The United States and Cuba will re-establish diplomatic ties and open their long-shuttered embassies on July 20, the Cuban government said Wednesday.

Cuba’s foreign ministry made the announcement after the U.S.’s top diplomat in Havana delivered a letter from President Obama to Cuban President Raúl Castro. 
The move is the biggest step yet in Obama’s push to end hostilities with Havana that date back to the Cold War, which he announced in December with Cuban President Raúl Castro.

President Obama and Secretary of State John Kerry will speak about the plan on Wednesday morning, according to a senior administration official. 
The Obama administration cleared the biggest obstacle to the shift after it formally dropped Cuba from the list of state sponsors of terrorism in May. 
But U.S. and Cuban negotiators still had to work through thorny issues, such as freedom of movement for American diplomats in Cuba and their ability to speak with people outside of the government.

Anticipation for the move built earlier this month after flagpoles were installed at the U.S. and Cuban interest sections, which have served as the countries’ informal diplomatic missions. 
Obama and Castro agreed last December to begin restoring long-broken ties between their two countries.

The two leaders met in April in Panama, the most significant interaction between U.S. and Cuban leaders in five decades.

No big deal, we'll only have embassies opening up in a few weeks after 50 years or so of diplomatic silliness.  Of course, the moment America elects a Republican president, will they close the embassy again?  Republicans like Marco Rubio have vowed to block any nominee as Ambassador to Havana and that's just for starters.

Somehow being on the wrong side of history yet again doesn't seem to bother the right.

Kentucky, Same-Sex Marriage, And November

If I were a clickbaitin' kinda man, I'd have entitled this one "Did Justice Kennedy Just Hand The 2015 Kentucky Governor's Race To Matt Bevin?"  Or I'd be a Lexington Herald-Leader writer, which amounts to the same thing.

Political fallout from the U.S. Supreme Court's decision to legalize gay marriage will likely show up first in Kentucky, one of the few conservative states where Democrats still control state government. 
The issue has already split two of the state's most powerful Democratic leaders five months before voters go to the polls to elect six statewide officers, including governor and attorney general. 
It began in March 2014 when Kentucky Attorney General Jack Conway — a former U.S. Senate candidate who is now running for governor — decided not to appeal the initial federal court decision that overturned Kentucky's same sex marriage ban.

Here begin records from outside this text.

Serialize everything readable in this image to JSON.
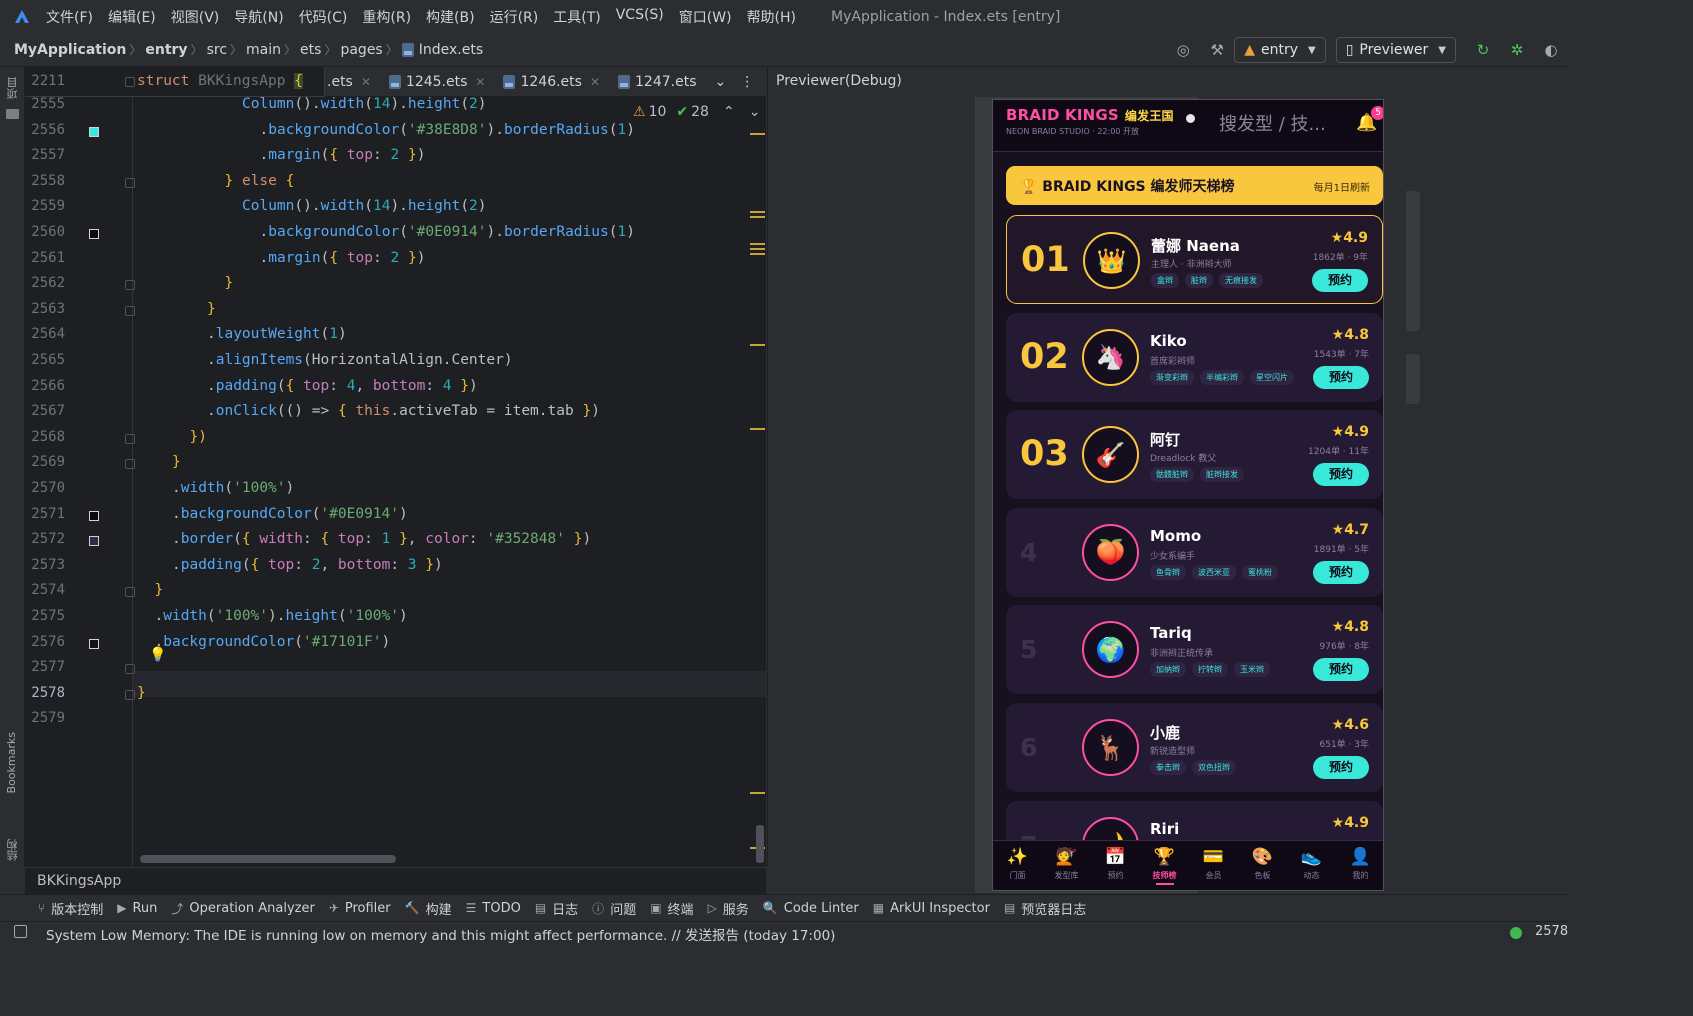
{
  "menu": {
    "items": [
      "文件(F)",
      "编辑(E)",
      "视图(V)",
      "导航(N)",
      "代码(C)",
      "重构(R)",
      "构建(B)",
      "运行(R)",
      "工具(T)",
      "VCS(S)",
      "窗口(W)",
      "帮助(H)"
    ],
    "window_title": "MyApplication - Index.ets [entry]"
  },
  "breadcrumb": [
    "MyApplication",
    "entry",
    "src",
    "main",
    "ets",
    "pages",
    "Index.ets"
  ],
  "run_config": "entry",
  "previewer_label": "Previewer",
  "sticky_header": {
    "line": "2211",
    "text_kw": "struct",
    "text_name": "BKKingsApp",
    "text_brace": "{"
  },
  "tabs": [
    ".ets",
    "1245.ets",
    "1246.ets",
    "1247.ets"
  ],
  "inspection": {
    "warnings": "10",
    "weak_warnings": "28"
  },
  "code_lines": [
    {
      "n": "2555",
      "html": "<span class=\"f\">Column</span>().<span class=\"f\">width</span>(<span class=\"n\">14</span>).<span class=\"f\">height</span>(<span class=\"n\">2</span>)",
      "indent": 6
    },
    {
      "n": "2556",
      "html": ".<span class=\"f\">backgroundColor</span>(<span class=\"s\">'#38E8D8'</span>).<span class=\"f\">borderRadius</span>(<span class=\"n\">1</span>)",
      "indent": 7,
      "swatch": "#38E8D8"
    },
    {
      "n": "2557",
      "html": ".<span class=\"f\">margin</span>(<span class=\"y\">{</span> <span class=\"p\">top</span>: <span class=\"n\">2</span> <span class=\"y\">}</span>)",
      "indent": 7
    },
    {
      "n": "2558",
      "html": "<span class=\"y\">}</span> <span class=\"k\">else</span> <span class=\"y\">{</span>",
      "indent": 5,
      "fold": true
    },
    {
      "n": "2559",
      "html": "<span class=\"f\">Column</span>().<span class=\"f\">width</span>(<span class=\"n\">14</span>).<span class=\"f\">height</span>(<span class=\"n\">2</span>)",
      "indent": 6
    },
    {
      "n": "2560",
      "html": ".<span class=\"f\">backgroundColor</span>(<span class=\"s\">'#0E0914'</span>).<span class=\"f\">borderRadius</span>(<span class=\"n\">1</span>)",
      "indent": 7,
      "swatch": "#0E0914"
    },
    {
      "n": "2561",
      "html": ".<span class=\"f\">margin</span>(<span class=\"y\">{</span> <span class=\"p\">top</span>: <span class=\"n\">2</span> <span class=\"y\">}</span>)",
      "indent": 7
    },
    {
      "n": "2562",
      "html": "<span class=\"y\">}</span>",
      "indent": 5,
      "fold": true
    },
    {
      "n": "2563",
      "html": "<span class=\"y\">}</span>",
      "indent": 4,
      "fold": true
    },
    {
      "n": "2564",
      "html": ".<span class=\"f\">layoutWeight</span>(<span class=\"n\">1</span>)",
      "indent": 4
    },
    {
      "n": "2565",
      "html": ".<span class=\"f\">alignItems</span>(<span class=\"t\">HorizontalAlign</span>.<span class=\"t\">Center</span>)",
      "indent": 4
    },
    {
      "n": "2566",
      "html": ".<span class=\"f\">padding</span>(<span class=\"y\">{</span> <span class=\"p\">top</span>: <span class=\"n\">4</span>, <span class=\"p\">bottom</span>: <span class=\"n\">4</span> <span class=\"y\">}</span>)",
      "indent": 4
    },
    {
      "n": "2567",
      "html": ".<span class=\"f\">onClick</span>(() => <span class=\"y\">{</span> <span class=\"k\">this</span>.<span class=\"t\">activeTab</span> = <span class=\"t\">item</span>.<span class=\"t\">tab</span> <span class=\"y\">}</span>)",
      "indent": 4
    },
    {
      "n": "2568",
      "html": "<span class=\"y\">})</span>",
      "indent": 3,
      "fold": true
    },
    {
      "n": "2569",
      "html": "<span class=\"y\">}</span>",
      "indent": 2,
      "fold": true
    },
    {
      "n": "2570",
      "html": ".<span class=\"f\">width</span>(<span class=\"s\">'100%'</span>)",
      "indent": 2
    },
    {
      "n": "2571",
      "html": ".<span class=\"f\">backgroundColor</span>(<span class=\"s\">'#0E0914'</span>)",
      "indent": 2,
      "swatch": "#0E0914"
    },
    {
      "n": "2572",
      "html": ".<span class=\"f\">border</span>(<span class=\"y\">{</span> <span class=\"p\">width</span>: <span class=\"y\">{</span> <span class=\"p\">top</span>: <span class=\"n\">1</span> <span class=\"y\">}</span>, <span class=\"p\">color</span>: <span class=\"s\">'#352848'</span> <span class=\"y\">}</span>)",
      "indent": 2,
      "swatch": "#352848"
    },
    {
      "n": "2573",
      "html": ".<span class=\"f\">padding</span>(<span class=\"y\">{</span> <span class=\"p\">top</span>: <span class=\"n\">2</span>, <span class=\"p\">bottom</span>: <span class=\"n\">3</span> <span class=\"y\">}</span>)",
      "indent": 2
    },
    {
      "n": "2574",
      "html": "<span class=\"y\">}</span>",
      "indent": 1,
      "fold": true
    },
    {
      "n": "2575",
      "html": ".<span class=\"f\">width</span>(<span class=\"s\">'100%'</span>).<span class=\"f\">height</span>(<span class=\"s\">'100%'</span>)",
      "indent": 1
    },
    {
      "n": "2576",
      "html": ".<span class=\"f\">backgroundColor</span>(<span class=\"s\">'#17101F'</span>)",
      "indent": 1,
      "swatch": "#17101F"
    },
    {
      "n": "2577",
      "html": "",
      "indent": 0,
      "fold": true
    },
    {
      "n": "2578",
      "html": "<span class=\"y\">}</span>",
      "indent": 0,
      "fold": true,
      "current": true
    },
    {
      "n": "2579",
      "html": "",
      "indent": 0
    }
  ],
  "previewer_title": "Previewer(Debug)",
  "app": {
    "brand": "BRAID KINGS",
    "brand_cn": "编发王国",
    "studio": "NEON BRAID STUDIO · 22:00 开放",
    "search": "搜发型 / 技...",
    "notif_count": "5",
    "banner_title": "🏆 BRAID KINGS 编发师天梯榜",
    "banner_sub": "每月1日刷新",
    "book_label": "预约",
    "stylists": [
      {
        "rank": "01",
        "name": "蕾娜 Naena",
        "sub": "主理人 · 非洲辫大师",
        "tags": [
          "盒辫",
          "脏辫",
          "无痕接发"
        ],
        "rating": "★4.9",
        "meta": "1862单 · 9年",
        "avatar": "👑"
      },
      {
        "rank": "02",
        "name": "Kiko",
        "sub": "首席彩辫师",
        "tags": [
          "渐变彩辫",
          "半编彩辫",
          "星空闪片"
        ],
        "rating": "★4.8",
        "meta": "1543单 · 7年",
        "avatar": "🦄"
      },
      {
        "rank": "03",
        "name": "阿钉",
        "sub": "Dreadlock 教父",
        "tags": [
          "骷髅脏辫",
          "脏辫接发"
        ],
        "rating": "★4.9",
        "meta": "1204单 · 11年",
        "avatar": "🎸"
      },
      {
        "rank": "4",
        "name": "Momo",
        "sub": "少女系编手",
        "tags": [
          "鱼骨辫",
          "波西米亚",
          "蜜桃粉"
        ],
        "rating": "★4.7",
        "meta": "1891单 · 5年",
        "avatar": "🍑"
      },
      {
        "rank": "5",
        "name": "Tariq",
        "sub": "非洲辫正统传承",
        "tags": [
          "加纳辫",
          "拧转辫",
          "玉米辫"
        ],
        "rating": "★4.8",
        "meta": "976单 · 8年",
        "avatar": "🌍"
      },
      {
        "rank": "6",
        "name": "小鹿",
        "sub": "新锐造型师",
        "tags": [
          "拳击辫",
          "双色扭辫"
        ],
        "rating": "★4.6",
        "meta": "651单 · 3年",
        "avatar": "🦌"
      },
      {
        "rank": "7",
        "name": "Riri",
        "sub": "",
        "tags": [],
        "rating": "★4.9",
        "meta": "",
        "avatar": "🌙"
      }
    ],
    "tabbar": [
      {
        "label": "门面",
        "icon": "✨"
      },
      {
        "label": "发型库",
        "icon": "💇"
      },
      {
        "label": "预约",
        "icon": "📅"
      },
      {
        "label": "技师榜",
        "icon": "🏆",
        "active": true
      },
      {
        "label": "会员",
        "icon": "💳"
      },
      {
        "label": "色板",
        "icon": "🎨"
      },
      {
        "label": "动态",
        "icon": "👟"
      },
      {
        "label": "我的",
        "icon": "👤"
      }
    ]
  },
  "editor_crumb": "BKKingsApp",
  "tool_windows": [
    "版本控制",
    "Run",
    "Operation Analyzer",
    "Profiler",
    "构建",
    "TODO",
    "日志",
    "问题",
    "终端",
    "服务",
    "Code Linter",
    "ArkUI Inspector",
    "预览器日志"
  ],
  "side_labels": {
    "project": "项目",
    "bookmarks": "Bookmarks",
    "structure": "结构"
  },
  "status": {
    "message": "System Low Memory: The IDE is running low on memory and this might affect performance. // 发送报告 (today 17:00)",
    "position": "2578"
  }
}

During an emotional news conference at the Capitol, he said that to appeal would be to defend discrimination. 
However, Democratic Gov. Steve Beshear later overruled Conway and hired private attorneys to defend the state's ban in federal court. 
"His job as governor was to take the emotion out of it and say, 'What's the rule of law going to be?" said Colmon Elridge, Beshear's longtime aide. "And the only way to do that was to get a final ruling from the Supreme Court." 
For more than a year, Beshear never strayed from that sentiment. Asked repeatedly about his views on gay marriage, Beshear said his personal opinion didn't matter. He was simply appealing the decision in the hopes that the court would rule, one way or another. 
Even Elridge, who has worked closely with Beshear for eight years, doesn't know how he feels about it. 
"It's interesting, we just have not talked about it," Elridge said. 
Conway, meanwhile, has faced critics who suggest he ignored his duties as attorney general. While Republican nominee for governor Matt Bevin criticized the Supreme Court's ruling, he especially targeted Conway, who he said "abandoned his oath of office." Bevin said Conway's "failure to do his job ... disqualifies him from being elected to the office of governor." 
"How can voters trust him not to break his oath again?" Bevin said.

Bevin's an idiot, but he's an idiot leading the polls right now, albeit not by too much.  Still, the race shouldn't be this close considering voters thought Bevin was a nutjob that made Mitch McConnell preferable just last year.

We'll see how things go, but I expect to see Conway start getting very tough with Bevin soon.